Phoenix, (Sept. 13, 2021) – Western Resource Advocates today commented on the vote by the Salt River Project’s (SRP’s) District Board to approve a $953 million expansion of gas-fueled generators at the Coolidge Generating Station:
“SRP can and should do more to accelerate a clean energy transition that will have measurable results in reducing its carbon dioxide emissions that contribute to climate change,” said Adam Stafford, Western Resource Advocates’ senior staff attorney in Phoenix. “From more frequent wildfires and intense drought to prolonged heat waves, Arizonans are already facing the severe consequences of climate change. We acknowledge SRP’s obligation to provide reliable and affordable service.
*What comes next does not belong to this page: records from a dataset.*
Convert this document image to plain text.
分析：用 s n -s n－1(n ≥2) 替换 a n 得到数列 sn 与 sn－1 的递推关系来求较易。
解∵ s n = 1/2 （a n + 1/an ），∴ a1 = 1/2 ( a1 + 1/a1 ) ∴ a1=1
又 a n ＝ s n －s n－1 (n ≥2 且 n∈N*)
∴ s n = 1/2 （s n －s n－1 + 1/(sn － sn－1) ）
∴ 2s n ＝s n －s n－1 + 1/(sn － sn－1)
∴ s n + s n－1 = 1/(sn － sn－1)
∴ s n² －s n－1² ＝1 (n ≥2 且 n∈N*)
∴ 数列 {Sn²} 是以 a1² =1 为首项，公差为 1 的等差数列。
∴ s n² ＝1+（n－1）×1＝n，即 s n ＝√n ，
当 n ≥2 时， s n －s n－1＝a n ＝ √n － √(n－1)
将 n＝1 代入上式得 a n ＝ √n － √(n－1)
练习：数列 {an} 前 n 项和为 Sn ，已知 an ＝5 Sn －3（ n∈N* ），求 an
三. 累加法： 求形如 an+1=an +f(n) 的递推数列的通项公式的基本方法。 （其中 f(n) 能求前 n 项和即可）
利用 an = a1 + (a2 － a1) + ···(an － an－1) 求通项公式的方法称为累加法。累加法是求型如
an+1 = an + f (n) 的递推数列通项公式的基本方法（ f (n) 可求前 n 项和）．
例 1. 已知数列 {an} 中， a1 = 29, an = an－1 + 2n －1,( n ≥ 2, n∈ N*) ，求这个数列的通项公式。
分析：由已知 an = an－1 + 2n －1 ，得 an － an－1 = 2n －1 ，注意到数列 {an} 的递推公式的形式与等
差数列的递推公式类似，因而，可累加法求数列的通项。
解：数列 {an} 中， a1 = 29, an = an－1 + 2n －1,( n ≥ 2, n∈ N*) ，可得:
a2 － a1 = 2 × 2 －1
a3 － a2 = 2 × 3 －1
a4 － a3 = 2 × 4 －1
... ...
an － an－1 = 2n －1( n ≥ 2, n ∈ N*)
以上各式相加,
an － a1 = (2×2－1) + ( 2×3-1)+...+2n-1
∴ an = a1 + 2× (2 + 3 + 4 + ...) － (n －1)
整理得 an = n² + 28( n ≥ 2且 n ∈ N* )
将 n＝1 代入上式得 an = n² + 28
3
But to avoid climate crisis, we also must reduce emissions from the power sector at least 80% by 2030 compared to a 2005 baseline. We urge the SRP board to immediately revisit its sustainability goals to adopt mass-based emissions reduction targets that put the utility on a path to align its actions with the best available climate science and protect a healthy, livable climate for Arizonans.”
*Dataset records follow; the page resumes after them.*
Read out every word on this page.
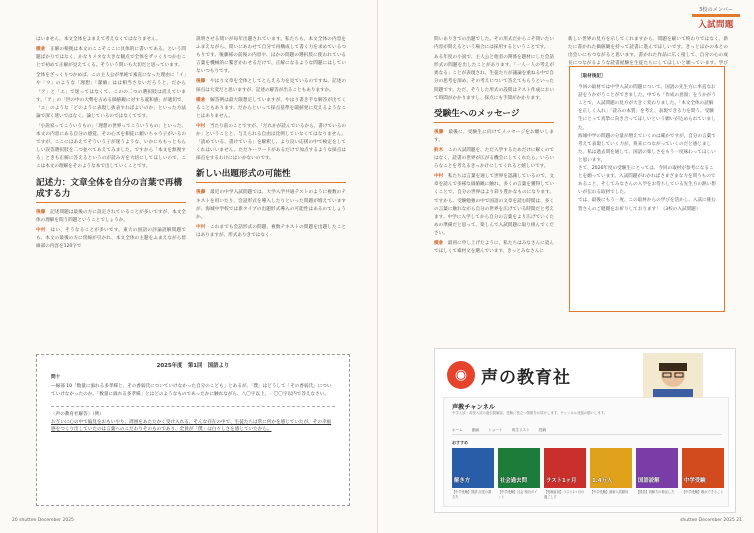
はいません。本文全体をよまえて考えなくてはなりません。

横倉　 正解の根拠は本文のここそここに具体的に書いてある。という問題ばかりではなく、かなりメタな大きな観点で全体をザッくりつかむことで初めて正解が見えてくる。そういう問いも大切だと思っています。

全体をざっくりつかめば、この主人公が単純で素直になった理由に「イ」や「ウ」のような「理想」「潔癖」はは相当さないだろうと、だから「ア」と「エ」で迷ってはなくて、このの二つの選択肢は消えています。「ア」の「世の中の大勢を占める価値観に対する違和感」が適切で、「エ」のような「どのように表現し抜表すればよいのか」といった方法論で深く迷いではなく、論じているのではなくてです。

「小説家ってこういうもの」「理想の世界ってこういうもの」といった、本文の内容にある自分の感覚、その心ズを相徒に頼いちゃう子がいるのですが、ここにはあえてそういう子が迷うような、いかにももっともらしい誤答選択肢を二つ並べてあえてみました。ですから「本文を無視する」ときも正解に答えるというのが読み方を大切にしてほしいので、ここは本文の理解をそのような本で出していくことです。

記述力：文章全体を自分の言葉で再構成する力

後藤　 記述問題は最後の方に設定されていることが多いですが、本文全体の理解を問う問題ということでしょうか。

中村　 はい、そうなることが多いです。東大の国語の評論読解問題でも、本文の最後の方に傍線が引かれ、本文全体の主題をふまえながら傍線部の内容を120字で

説明させる問いが毎年出題されています。私たちも、本文全体の内容をふまえながら、問いにあわせて自分で再構成して書く力を求めているつもりです。後藤様の前後の内容や、ほかの問題の選択肢に使われている言葉を機械的に繋ぎかわせるだけで、正解になるような問題にはしていないつもりです。

後藤　 やはり文章を全体としてとらえる力を見ているのですね。記述の採点は大変だと思いますが、記述の解答が出ることもありますか。

横倉　 解答例は最大限想定していますが、やはり書き手な解答が出てくることもあります。だからといって採点基準を閾値発に変えるようなことはありません。

中村　 当たり前のことですが、「だれかが読んでいるから、書けているのか」ということと、与えられる自由は比例していなくてはなりません。「読めている、書けている」を解釈し、より良い応援の中で検定をしてくれはいいません。ただキーワードがあるだけで加点するような採点は採点をするわけにはいかないのです。

新しい出題形式の可能性

後藤　 最近の中学入試問題では、大学入学共通テストのように複数のテキストを用いたり、会話形式を導入したりといった問題が増えていますが、海城中学校では新タイプの出題形式導入の可能性はあるのでしょうか。

中村　 これまでも会話形式の問題、複数テキストの問題を出題したことはありますが、形式ありきではなく

2025年度　第1回　国語より
問十
―線部 10「数量に溢れる多孝様と、その香弱氏についていけなかった自分のこども」とあるが、「僕」はどうして「その香弱氏」についていけなかったのか。「数量に溢れる多孝様」とはどのようなものであったかに触れながら、八〇字以上、一〇〇字以内で答えなさい。
〈声の教育社解答〉（例）
お互いに心の中で偏見をおもいやり、周囲をあたたかく受け入れる、そんな存在の中で、生徒たちは常に何かを感じていたが、その幸福感をつくり出していたのは言葉へのこだわりそのものであり、全員が「僕」は白々しさを感じていたから。
20 shuttee December 2025
3校のメンバー
入試問題

問いありきでの出題でした。その形式だからこそ問いたい内容が問えるという場合には採用するということです。

ある年度の小説で、主人公と他者の関係を題材にした会話形式の問題を出したことがあります。「一人一人の考えが異なる」ことが表現され、生徒たちが議論を重ねる中で自分の思考を深め、その考えについて答えてもらうといった問題です。ただ、そうした形式の設問はテスト作成において時間がかかりますし、採点にも手間がかかります。

受験生へのメッセージ

後藤　 最後に、受験生に向けてメッセージをお願いします。

鈴木　 この入試問題を、ただ入学するためだけに解くのではなく、読書の世界が広がる機会にしてくれたら、いろいろなことを考えるきっかけにしてくれると嬉しいです。

中村　 私たちは言葉を通して世界を認識しているので、文章を読んで多様な価値観に触れ、多くの言葉を獲得していくことで、自分の世界はより彩り豊かなものになります。ですから、受験勉強の中で国語の文章を読む時間は、多くの言葉に触れながら自分の世界を広げている時間だと考えます。中学に入学してから自分の言葉をより広げていくための準備だと思って、楽しんで入試問題に取り組んでください。

横倉　 最初に申し上げたように、私たちはみなさんに読んでほしくて素材文を選んでいます。きっとみなさんに

新しい世界の見方を示してくれますから、問題を解いて終わりではなく、新たに書かれた価値観を持って読書に進んでほしいです。きっとほかの本との出会いにもつながると思います。書かれた作品に広く接して、自分の心の成長につながるような読書経験を生徒たちにしてほしいと願っています。学び

◉ 声の教育社
声教チャンネル
中学入試・高校入試の過去問解説、受験に役立つ情報をお届けします。チャンネル登録お願いします。
ホーム	動画	ショート	再生リスト	投稿
おすすめ
解き方	社会過去問	ラスト1ヶ月	1.4万人	国語読解	中学受験
【中学受験】国語 記述の書き方
【中学受験】社会 頻出ポイント
【受験直前】ラスト1ヶ月の過ごし方
【中学受験】最新入試動向	【国語】読解力の伸ばし方	【中学受験】親ができること
shuttee December 2025 21
［取材後記］
今回の取材では中学入試の問題について、国語の先生方に率直なお話をうかがうことができました。中でも「作成の意図」をうかがうことで、入試問題の見方が大きく変わりました。「本文全体の読解を正しく入れ」「読みの本質」を考え、表現できる力を問う。受験生にとって真摯に向き合ってほしいという願いが込められていました。
海城中学の問題の分量が増えていくのは確かですが、自分の言葉で考えて表現していく力が、将来につながっていくのだと感じました。私は過去問を通して、国語の楽しさをもう一度味わってほしいと思います。
さて、2026年度の受験生にとっては、今回の取材が参考になることを願っています。入試問題がわかればさまざまな力を問うものであること、そしてみなさんの入学をお待ちしている先生方の熱い想いが伝わる取材でした。
では、最後にもう一度、この取材からの学びを活かし、入試に挑む皆さんのご健闘をお祈りしております！（3校の入試問題）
In light of the Intergovernmental Panel on Climate Change’s (IPCC) major new report released this summer, SRP’s board should begin the process this year to revisit its 2035 Sustainability Goals that were approved in 2019 and adopt new and measurable carbon dioxide emission reduction targets that reflect the urgency of averting a climate crisis. SRP should not wait until 2024 to revisit its emission reduction goals, as currently planned.
The global scientific consensus reflected in the IPCC report is that some of the devastating impacts of climate change cannot be averted, due to our decades of fossil-fuel use. However, if we take urgent action to reduce greenhouse gas pollution, we can stop the problem from intensifying. With the science clear that the situation has never been more urgent, we don’t have any time to lose in planning for our clean energy future.
SRP should move quickly to adopt mass-based targets for reducing its carbon dioxide emissions and accelerate the timeframe of those reductions to better reflect what science says is needed to act on climate change. The warming trend due to climate change has been steady and persistent for Arizona and the rest of the Southwest, according to the National Weather Service, raising serious issues for the future that include availability of water, wildfire conditions, and utilities’ forecasts of energy use.